D’autres animaux. Les remugles de paille et d’excréments ne mentent pas. Tout en haut, de rares fenêtres laissent filtrer la lueur des étoiles. Le wagon est presque entièrement occupé par une immense cage. Seul un couloir très étroit court d’un côté. Il se plaque contre le mur et avance à pas furtifs en ayant soin de rester le plus loin possible des barreaux.
Un feulement bas de félin s’élève dans l’ombre et il accélère. Du coin de l’œil, il perçoit l’ombre d’un mouvement. Des rayures, au ras du sol. Un tigre du Bengale.
Will atteint le bout du wagon, ouvre la porte et traverse de nouveau, observant que le ciel commence à s’éclaircir. Le fourgon suivant est divisé en stalles et il entend les sons réconfortants de chevaux qui hennissent doucement. Jusqu’où devra-t-il aller pour trouver des gens capables de l’aider ?
Le wagon suivant abrite des singes qui, à son entrée, font tout un raffut. Vient ensuite une sorte d’enclos ouvert occupé par des chameaux à l’odeur pestilentielle. Comme il n’y a pas de cages, il doit marcher parmi eux. La plupart restent accroupis et, d’un air malheureux, le regardent passer, mais l’un d’eux se lève maladroitement et pousse un effroyable cri.
Dans le wagon suivant, Will détecte tout de suite quelque chose de différent. Pas de fenêtres. Que quelques bouches d’aération en hauteur. Avant de refermer, il constate que les barreaux de la cage semblent plus épais et plus rapprochés. Le corridor est légèrement plus large. L’odeur est différente, elle aussi. Fétide, entêtante.
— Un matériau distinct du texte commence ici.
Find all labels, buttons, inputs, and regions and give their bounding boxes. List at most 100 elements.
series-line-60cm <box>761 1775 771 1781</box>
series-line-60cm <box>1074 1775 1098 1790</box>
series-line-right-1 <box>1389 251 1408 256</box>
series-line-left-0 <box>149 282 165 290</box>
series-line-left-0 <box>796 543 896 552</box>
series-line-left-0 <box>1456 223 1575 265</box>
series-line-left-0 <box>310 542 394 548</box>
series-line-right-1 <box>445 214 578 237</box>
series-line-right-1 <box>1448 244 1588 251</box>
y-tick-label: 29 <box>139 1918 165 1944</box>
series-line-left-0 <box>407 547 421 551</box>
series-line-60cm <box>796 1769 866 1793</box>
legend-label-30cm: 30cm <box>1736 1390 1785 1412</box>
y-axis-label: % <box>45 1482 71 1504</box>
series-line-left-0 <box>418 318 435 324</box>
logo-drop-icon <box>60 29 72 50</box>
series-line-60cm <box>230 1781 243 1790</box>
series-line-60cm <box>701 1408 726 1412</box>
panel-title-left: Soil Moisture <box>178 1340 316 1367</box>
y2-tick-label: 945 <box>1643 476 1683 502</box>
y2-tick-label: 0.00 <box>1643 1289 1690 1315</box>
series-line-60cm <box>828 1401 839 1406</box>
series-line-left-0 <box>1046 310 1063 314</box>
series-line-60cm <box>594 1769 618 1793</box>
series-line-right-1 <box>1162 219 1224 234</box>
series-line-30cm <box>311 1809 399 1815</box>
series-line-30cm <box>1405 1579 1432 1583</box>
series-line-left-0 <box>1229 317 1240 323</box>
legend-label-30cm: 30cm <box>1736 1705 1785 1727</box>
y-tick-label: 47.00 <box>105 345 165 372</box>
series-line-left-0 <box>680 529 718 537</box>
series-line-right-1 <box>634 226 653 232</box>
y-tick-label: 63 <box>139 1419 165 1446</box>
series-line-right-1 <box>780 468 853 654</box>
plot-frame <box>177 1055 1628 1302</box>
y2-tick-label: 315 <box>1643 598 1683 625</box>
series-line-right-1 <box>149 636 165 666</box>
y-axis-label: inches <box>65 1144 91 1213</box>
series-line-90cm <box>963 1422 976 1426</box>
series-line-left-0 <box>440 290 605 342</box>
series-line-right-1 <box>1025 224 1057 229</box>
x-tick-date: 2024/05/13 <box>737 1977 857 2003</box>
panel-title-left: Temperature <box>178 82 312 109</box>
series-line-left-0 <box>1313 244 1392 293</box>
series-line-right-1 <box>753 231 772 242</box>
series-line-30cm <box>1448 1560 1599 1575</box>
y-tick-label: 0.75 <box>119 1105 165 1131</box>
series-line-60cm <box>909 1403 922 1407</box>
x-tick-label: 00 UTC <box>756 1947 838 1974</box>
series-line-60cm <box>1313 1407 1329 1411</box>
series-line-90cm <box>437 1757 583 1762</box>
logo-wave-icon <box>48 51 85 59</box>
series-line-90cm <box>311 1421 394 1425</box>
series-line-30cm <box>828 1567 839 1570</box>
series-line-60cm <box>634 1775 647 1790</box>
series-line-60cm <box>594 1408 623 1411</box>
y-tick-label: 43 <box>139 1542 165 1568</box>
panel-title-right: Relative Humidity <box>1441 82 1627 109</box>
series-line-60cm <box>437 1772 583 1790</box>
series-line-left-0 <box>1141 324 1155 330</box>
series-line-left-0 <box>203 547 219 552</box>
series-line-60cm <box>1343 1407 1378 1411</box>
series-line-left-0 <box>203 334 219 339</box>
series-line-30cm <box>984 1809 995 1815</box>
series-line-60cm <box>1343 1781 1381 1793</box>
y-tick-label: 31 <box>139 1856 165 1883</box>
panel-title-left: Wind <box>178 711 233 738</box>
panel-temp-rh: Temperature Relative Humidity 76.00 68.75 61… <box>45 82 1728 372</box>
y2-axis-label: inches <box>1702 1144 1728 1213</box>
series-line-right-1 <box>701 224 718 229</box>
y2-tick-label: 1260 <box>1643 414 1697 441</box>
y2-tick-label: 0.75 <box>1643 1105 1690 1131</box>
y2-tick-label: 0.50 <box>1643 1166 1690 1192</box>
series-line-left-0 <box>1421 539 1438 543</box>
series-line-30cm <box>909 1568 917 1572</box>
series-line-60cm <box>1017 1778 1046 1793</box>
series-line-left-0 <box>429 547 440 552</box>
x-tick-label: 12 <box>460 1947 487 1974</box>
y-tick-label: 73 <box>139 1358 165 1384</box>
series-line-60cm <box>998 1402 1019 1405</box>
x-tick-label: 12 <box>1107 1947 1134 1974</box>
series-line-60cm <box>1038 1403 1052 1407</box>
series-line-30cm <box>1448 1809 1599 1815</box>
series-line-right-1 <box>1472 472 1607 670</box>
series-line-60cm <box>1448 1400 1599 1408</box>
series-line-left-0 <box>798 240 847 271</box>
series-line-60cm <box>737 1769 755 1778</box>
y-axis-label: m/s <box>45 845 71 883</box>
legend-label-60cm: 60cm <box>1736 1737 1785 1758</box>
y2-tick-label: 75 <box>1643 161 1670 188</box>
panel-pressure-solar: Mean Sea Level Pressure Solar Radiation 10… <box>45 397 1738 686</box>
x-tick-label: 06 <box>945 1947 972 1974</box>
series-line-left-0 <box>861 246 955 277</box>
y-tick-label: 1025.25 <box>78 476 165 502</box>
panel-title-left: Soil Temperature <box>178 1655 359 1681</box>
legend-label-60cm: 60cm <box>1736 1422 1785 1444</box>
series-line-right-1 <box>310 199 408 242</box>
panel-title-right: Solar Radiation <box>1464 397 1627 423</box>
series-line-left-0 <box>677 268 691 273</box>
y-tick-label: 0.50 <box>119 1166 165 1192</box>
Il se dépêche. De la cage lui parviennent des bruits de pas étonnamment légers. La peur se répand dans son dos comme un feu de broussaille. Le train est vivement secoué et Will heurte les barreaux.
Une main se referme sur son poignet.
Will réprime un cri, avale l’air tant bien que mal. Il tente de se dégager, mais le poing se resserre. Il a conscience d’une créature de très grande taille de l’autre côté des barreaux. Un visage se profile dans l’ombre. Il remarque d’abord les yeux, beaucoup plus intelligents que ceux de la plupart des animaux. C’est un visage long et ridé, bordé de poils denses. La terreur qui sommeille en Will depuis le jour de l’avalanche se réveille d’un coup.
Il tire de nouveau, mais le sasquatch raffermit sa poigne et tire : le visage de Will est aplati contre les barreaux, tout contre celui de la créature. Il respire l’air chaud qu’exhalent ses narines.
— S’il te plaît, dit Will.
— Recule ! ordonne une voix et Will lève les yeux.
Un jeune homme avec une lanterne et un bâton s’avance vers la cage.
— Lâche, Goliath !
Will sent la poigne du sasquatch se relâcher légèrement. Il distingue clairement sa main, maintenant, deux fois plus grande que la sienne, aux doigts longs et parcheminés. La créature est plus grande que Will. Sur son épaule se distingue une vilaine bande de tissus cicatrisés.
— Tout de suite !
Le jeune homme tape sur les barreaux avec son bâton et le sasquatch libère enfin Will, qui s’adosse au mur, la bouche asséchée par la peur.
Dans la lueur de la lanterne, le sasquatch s’accroupit et se balance sur son séant en regardant l’homme d’un air menaçant.
— Bien, Goliath, dit-il. Bien.
Il sort un objet de sa poche et le lance au sasquatch.
Presque avec dédain, la créature le ramasse, le renifle et le fourre dans sa bouche.
Le jeune homme se tourne alors vers Will.
— Veux-tu bien me dire ce que tu fabriques ici ?
— Je m’appelle Will Everett, répond-il, la voix rauque. Et quelqu’un essaie de me tuer.